オフィスに戻ると、社内はざわついていた。
「聞いた? 6階に新しい部署ができるらしいよ」
「え? この建物、5階建てじゃなかった?」
「いや、昔から6階あったでしょ」
社員たちの会話が飛び交う。私と山田は顔を見合わせた。
「おかしい…昨日まで絶対5階建てだった」
花子が近づいてきた。「粘田さん、大変! 部長が急に全体会議を招集したんです!」
会議室に集まると、間苧谷部長が厳かな表情で立っていた。その横には見知らぬ人物がいる。

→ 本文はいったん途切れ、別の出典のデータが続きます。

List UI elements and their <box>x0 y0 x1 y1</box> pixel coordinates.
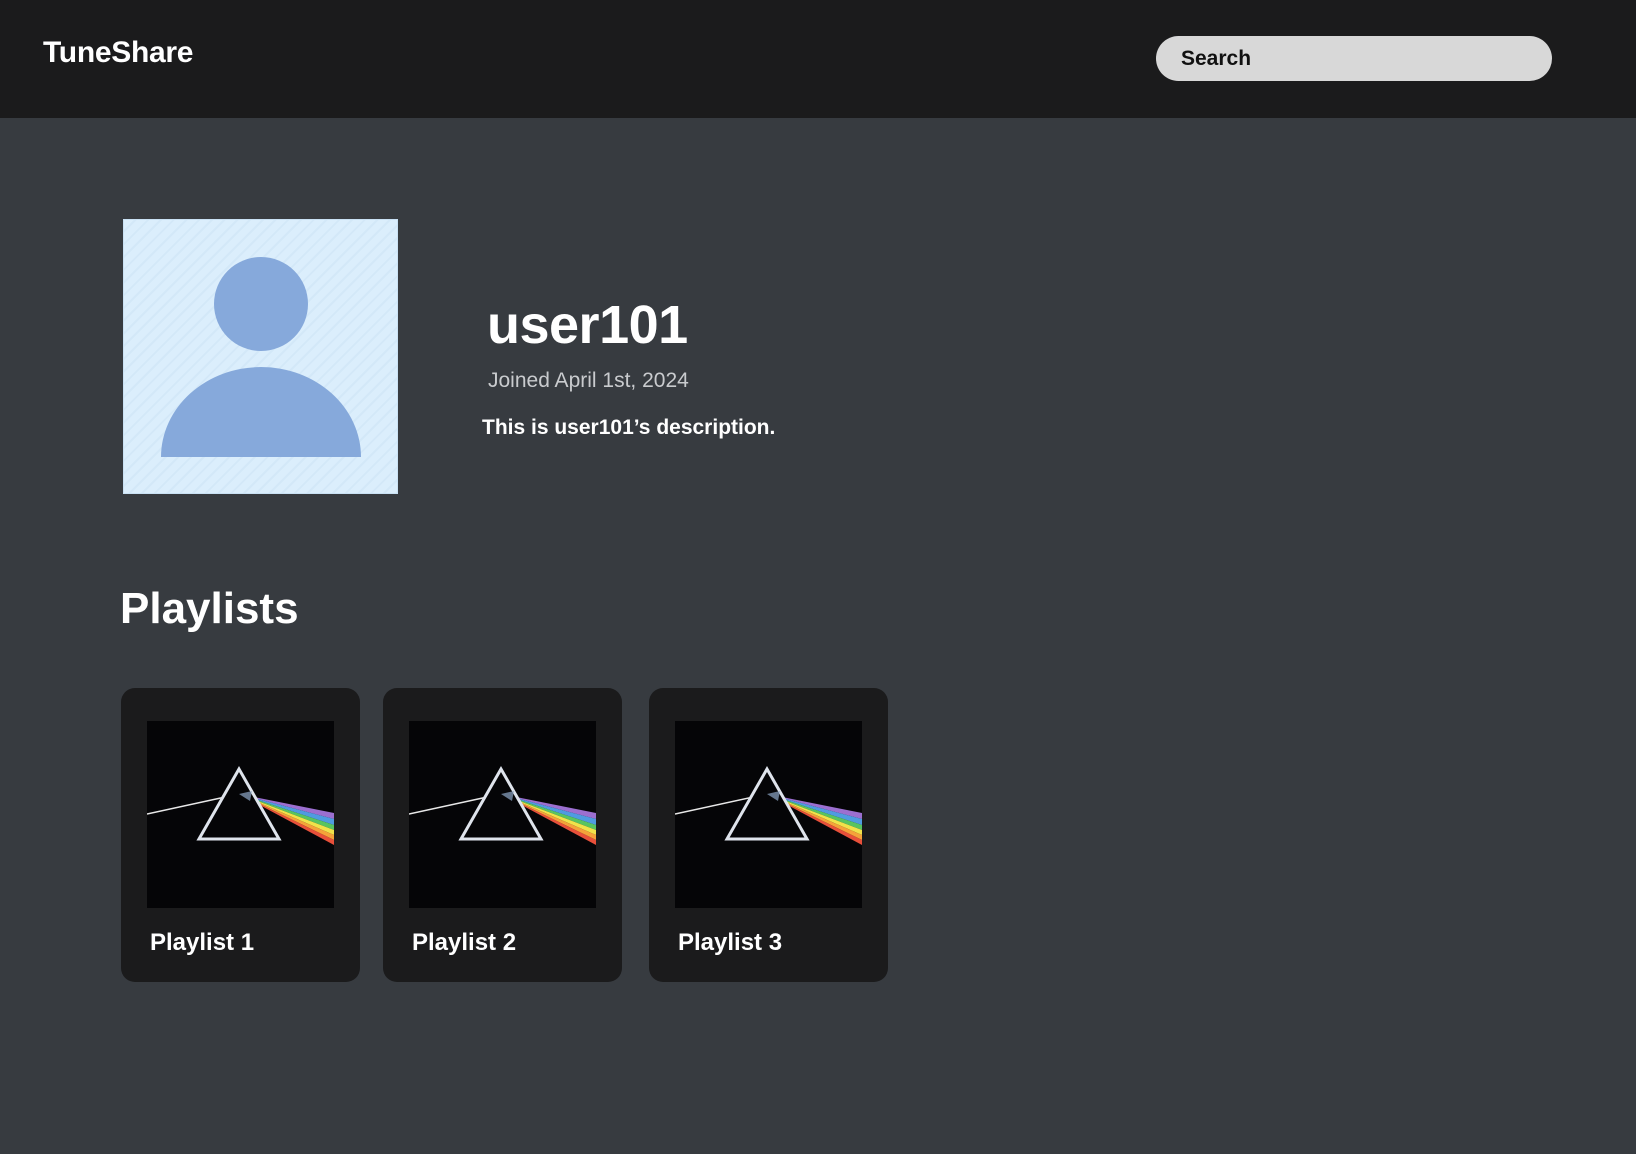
playlist-title: Playlist 1 <box>150 929 255 956</box>
user-silhouette-icon <box>161 257 361 457</box>
prism-album-cover-icon <box>147 765 334 845</box>
app-logo[interactable]: TuneShare <box>43 36 193 70</box>
playlist-cover <box>147 721 334 908</box>
playlist-title: Playlist 3 <box>678 929 783 956</box>
top-bar: TuneShare <box>0 0 1636 118</box>
avatar <box>123 219 398 494</box>
prism-album-cover-icon <box>409 765 596 845</box>
prism-album-cover-icon <box>675 765 862 845</box>
playlist-cover <box>675 721 862 908</box>
playlist-cover <box>409 721 596 908</box>
profile-description: This is user101’s description. <box>482 416 776 439</box>
search-input[interactable] <box>1156 36 1552 81</box>
playlist-card[interactable]: Playlist 3 <box>649 688 888 982</box>
playlist-card[interactable]: Playlist 2 <box>383 688 622 982</box>
profile-username: user101 <box>487 295 688 355</box>
playlist-title: Playlist 2 <box>412 929 517 956</box>
profile-joined-date: Joined April 1st, 2024 <box>488 369 689 392</box>
playlists-heading: Playlists <box>120 584 299 633</box>
playlist-card[interactable]: Playlist 1 <box>121 688 360 982</box>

「諸君、今日から我が社に新たな部署が設立される。これは会社の未来を左右する重要なプロジェクトだ」
部長は新しい人物を紹介した。「小振田緑朗君だ。6階の新プロジェクトを任せる」
小振田は小柄で緑がかった肌をした男性だ。彼が笑うと、妙に尖った歯が見えた。
「よろしくお願いします」
彼の声は意外と柔らかく、親しみやすい感じがする。しかし、私には分かった。彼の正体は…ゴブリンだ。
「新プロジェクトの詳細はまだ秘密だが、皆にも関わってもらうことになるだろう」
部長の説明が続く間、私は小振田の姿を観察していた。確かに異世界の存在だ。しかし、なぜゴブリンがここに?
会議が終わり、社員たちが三々五々退室する中、私は小振田に近づいた。
「あの、小振田さん…」
彼は振り返り、私を見るなり目を丸くした。
「お、おまえは…! ぬ、ぬるやま…」
私は慌てて彼の口を塞いだ。「しっ! 人前では言わないで!」
小振田は私の手を振り払った。「まさかここで会うとは…スライム野郎」
「なんでゴブリンがここに?」
「おまえを追ってきたんだよ。でも見失って…」彼は肩をすくめた。「仕方なくコンビニバイトしてたら、この間苧谷って男に見出されてさ」
「間苧谷部長に?」
「ああ。『よきにはからえ』って言われて、気づいたらここにいた」
これは明らかにおかしい。部長が何か企んでいる。地下の工事、突然現れた6階、そして異世界からの訪問者…
「小振田さん、地下で何が行われてるか知ってる?」
彼は不敵な笑みを浮かべた。「知ってるさ。でも教えられない。おまえも近いうちに分かるよ」
その時、再び床から強い振動が伝わってきた。今度は社内の電気が一瞬消え、また点いた。
「始まったか…」小振田が呟いた。
「何が始まったの?」
彼は答えず、「また会おう、ぬるやま」と言い残して去っていった。
その日の帰り際、私は決意した。明日、何があっても地下の秘密を暴こう。
エレベーターに乗り込み、ボタンを見つめる。「B1」「1F」「2F」…そして「6F」。
指が「B1」に伸びかけたとき、背後から声がした。
「粘田さん、帰り?」
花子だった。彼女は笑顔で手を振っている。
「うん、帰るところ」
「じゃあ一緒に」
エレベーターのドアが閉まり、私たちは1階へと降りていった。窓の外では夕日が沈みかけている。
会社を出ると、地面が微かに揺れた。花子は気づいていないようだが、私には分かる。何かが変わろうとしている。
「明日も頑張りましょうね」
花子の明るい声に、私は無理に笑顔を返した。
「うん、明日も…頑張ろう」
帰り道、私は空を見上げた。雲の切れ間から見える月が、一瞬だけ緑色に輝いたような気がした。